The main purpose of linear correlation is to show how strongly two variables affect each other. If the increase in one variable leads to no definite change in the other variable, we say that there is no correlation between the two variables. If the increase in one leads to the increase in the other, we say there is a positive correlation. However if the increase in one leads to a decrease in the other, there is negative correlation.
The strength in of the relationship between two variables is show by the preciseness of the shift in one variable as the other increases. In a perfect linear correlation, all the points fall in a straight line. If the data however forms a straight vertical or horizontal line, there is no correlation as one variable has no effect on the other.
An example of correlation in my daily life is the relationship studying and passing of exams. Students who study hard are more likely to pass as compared to those who do not.
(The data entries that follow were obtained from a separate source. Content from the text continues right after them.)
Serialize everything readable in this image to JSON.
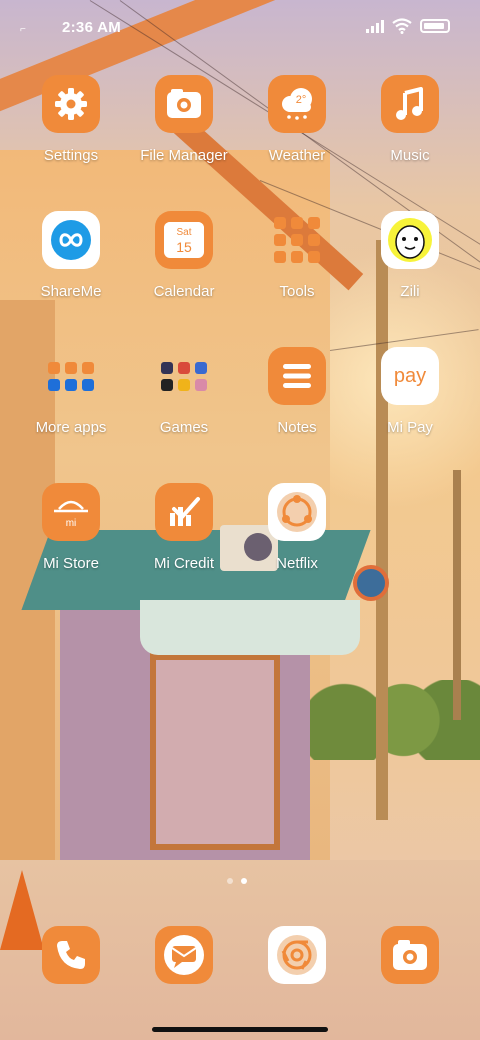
{
  "status_bar": {
    "time": "2:36 AM"
  },
  "apps": [
    {
      "name": "settings",
      "label": "Settings",
      "style": "orange",
      "icon": "gear-icon"
    },
    {
      "name": "file-manager",
      "label": "File Manager",
      "style": "orange",
      "icon": "folder-camera-icon"
    },
    {
      "name": "weather",
      "label": "Weather",
      "style": "orange",
      "icon": "cloud-icon",
      "icon_text": "2°"
    },
    {
      "name": "music",
      "label": "Music",
      "style": "orange",
      "icon": "music-note-icon"
    },
    {
      "name": "shareme",
      "label": "ShareMe",
      "style": "light",
      "icon": "infinity-icon"
    },
    {
      "name": "calendar",
      "label": "Calendar",
      "style": "orange",
      "icon": "calendar-icon",
      "icon_text": "Sat",
      "icon_num": "15"
    },
    {
      "name": "tools",
      "label": "Tools",
      "style": "folder",
      "icon": "folder-icon"
    },
    {
      "name": "zili",
      "label": "Zili",
      "style": "light",
      "icon": "zili-face-icon"
    },
    {
      "name": "more-apps",
      "label": "More apps",
      "style": "folder",
      "icon": "folder-icon"
    },
    {
      "name": "games",
      "label": "Games",
      "style": "folder",
      "icon": "folder-icon"
    },
    {
      "name": "notes",
      "label": "Notes",
      "style": "orange",
      "icon": "hamburger-icon"
    },
    {
      "name": "mi-pay",
      "label": "Mi Pay",
      "style": "light",
      "icon": "pay-icon",
      "icon_text": "pay"
    },
    {
      "name": "mi-store",
      "label": "Mi Store",
      "style": "orange",
      "icon": "store-bag-icon",
      "icon_text": "mi"
    },
    {
      "name": "mi-credit",
      "label": "Mi Credit",
      "style": "orange",
      "icon": "chart-check-icon"
    },
    {
      "name": "netflix",
      "label": "Netflix",
      "style": "light",
      "icon": "share-nodes-icon"
    }
  ],
  "dock": [
    {
      "name": "phone",
      "icon": "phone-icon"
    },
    {
      "name": "messaging",
      "icon": "message-icon"
    },
    {
      "name": "browser",
      "icon": "chrome-icon"
    },
    {
      "name": "camera",
      "icon": "camera-icon"
    }
  ],
  "colors": {
    "accent": "#f08a3a",
    "label": "#ffffff"
  }
}
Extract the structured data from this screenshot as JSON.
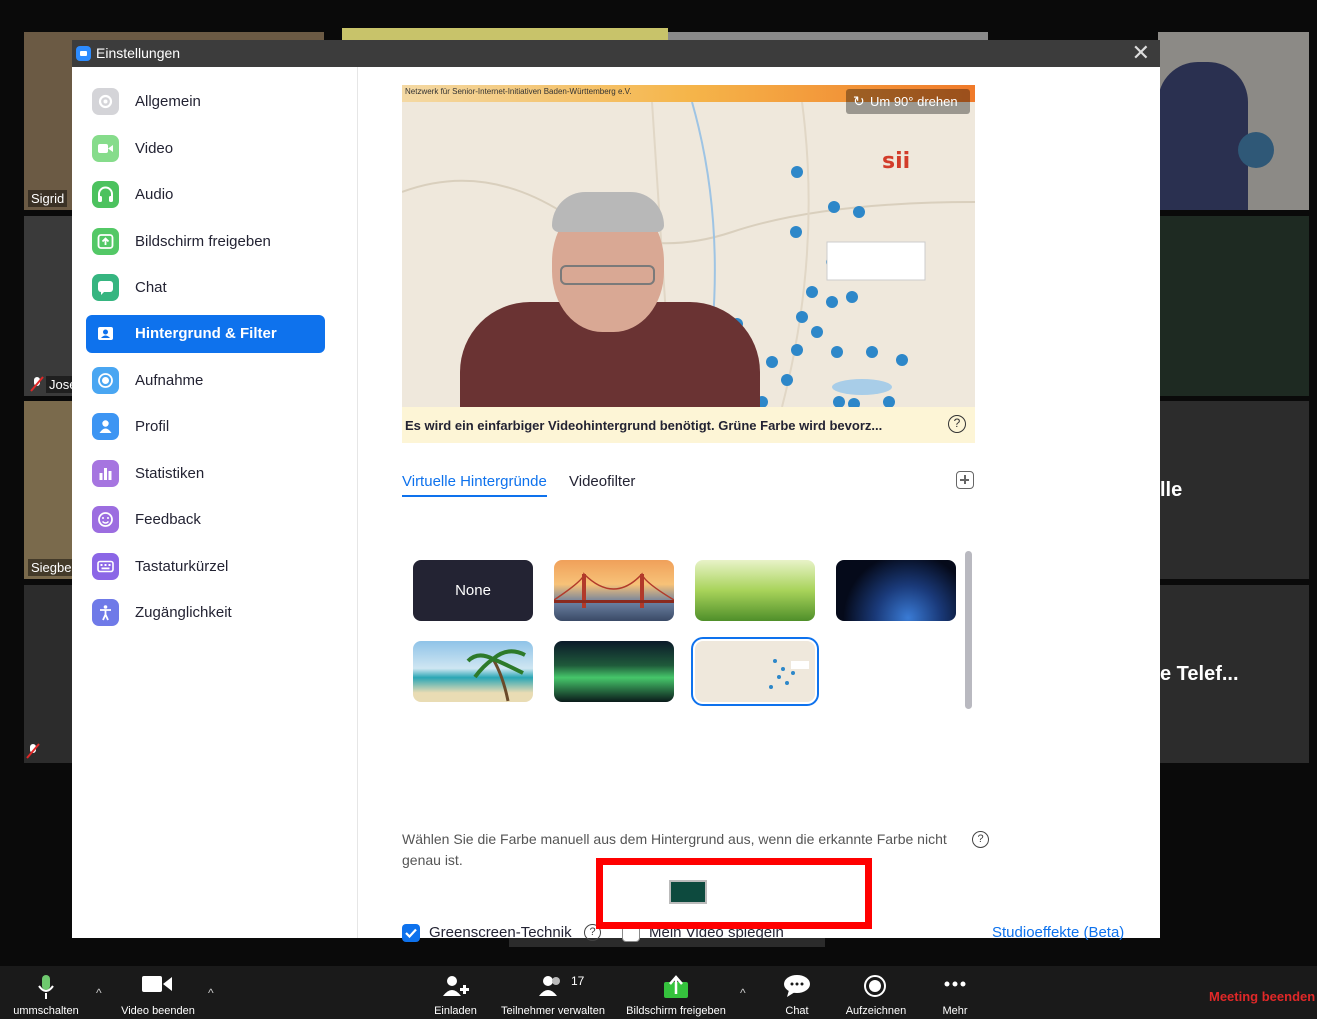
{
  "gallery": {
    "names": [
      "Sigrid",
      "Jose",
      "Siegbe"
    ],
    "overlay_text": [
      "lle",
      "e Telef..."
    ]
  },
  "dialog": {
    "title": "Einstellungen",
    "close_symbol": "✕"
  },
  "sidebar": {
    "items": [
      {
        "label": "Allgemein",
        "icon": "gear-icon",
        "color": "#c8c8cc"
      },
      {
        "label": "Video",
        "icon": "video-camera-icon",
        "color": "#86dc8b"
      },
      {
        "label": "Audio",
        "icon": "headphones-icon",
        "color": "#4cc25e"
      },
      {
        "label": "Bildschirm freigeben",
        "icon": "share-screen-icon",
        "color": "#53c866"
      },
      {
        "label": "Chat",
        "icon": "chat-bubble-icon",
        "color": "#36b580"
      },
      {
        "label": "Hintergrund & Filter",
        "icon": "background-person-icon",
        "color": "#0e72ed"
      },
      {
        "label": "Aufnahme",
        "icon": "record-icon",
        "color": "#49a6f2"
      },
      {
        "label": "Profil",
        "icon": "profile-icon",
        "color": "#3d95f3"
      },
      {
        "label": "Statistiken",
        "icon": "statistics-icon",
        "color": "#a675e0"
      },
      {
        "label": "Feedback",
        "icon": "feedback-smiley-icon",
        "color": "#9c6de0"
      },
      {
        "label": "Tastaturkürzel",
        "icon": "keyboard-icon",
        "color": "#8b66e6"
      },
      {
        "label": "Zugänglichkeit",
        "icon": "accessibility-icon",
        "color": "#6f7ae8"
      }
    ],
    "active_index": 5
  },
  "preview": {
    "map_header": "Netzwerk für Senior-Internet-Initiativen Baden-Württemberg e.V.",
    "rotate_label": "Um 90° drehen",
    "caption": "Es wird ein einfarbiger Videohintergrund benötigt. Grüne Farbe wird bevorz...",
    "help_symbol": "?"
  },
  "tabs": [
    {
      "label": "Virtuelle Hintergründe",
      "active": true
    },
    {
      "label": "Videofilter",
      "active": false
    }
  ],
  "backgrounds": [
    {
      "label": "None",
      "kind": "none"
    },
    {
      "label": "",
      "kind": "golden-gate"
    },
    {
      "label": "",
      "kind": "grass"
    },
    {
      "label": "",
      "kind": "earth"
    },
    {
      "label": "",
      "kind": "beach"
    },
    {
      "label": "",
      "kind": "aurora"
    },
    {
      "label": "",
      "kind": "map",
      "selected": true
    }
  ],
  "hint_text": "Wählen Sie die Farbe manuell aus dem Hintergrund aus, wenn die erkannte Farbe nicht genau ist.",
  "picked_color": "#0d4a3e",
  "options": {
    "greenscreen_label": "Greenscreen-Technik",
    "greenscreen_checked": true,
    "mirror_label": "Mein Video spiegeln",
    "mirror_checked": false,
    "studio_link": "Studioeffekte (Beta)"
  },
  "toolbar": {
    "unmute_label": "ummschalten",
    "video_label": "Video beenden",
    "invite_label": "Einladen",
    "participants_label": "Teilnehmer verwalten",
    "participants_count": "17",
    "share_label": "Bildschirm freigeben",
    "chat_label": "Chat",
    "record_label": "Aufzeichnen",
    "more_label": "Mehr",
    "end_label": "Meeting beenden"
  }
}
This does not mean a causality relationship as studying does not always result to high grades.
Scientific methods involve the formulation of hypothesis, testing, and analyzing the results and formulating a new hypothesis based on the results.
When trying to establish a causal relationship in the above example, one needs to be aware of the following factors.
- The percentage of students who study hard for their exams.
- The percentage of students who pass their exams.
- The percentage of students who study hard and they pass their exams.
- Other factors that may lead to exams failure such as fatigue.
- Amount of work the students had to study fro.
This scenario represents a case of positive correlation in that the higher the number of students who study, the higher the pass rate.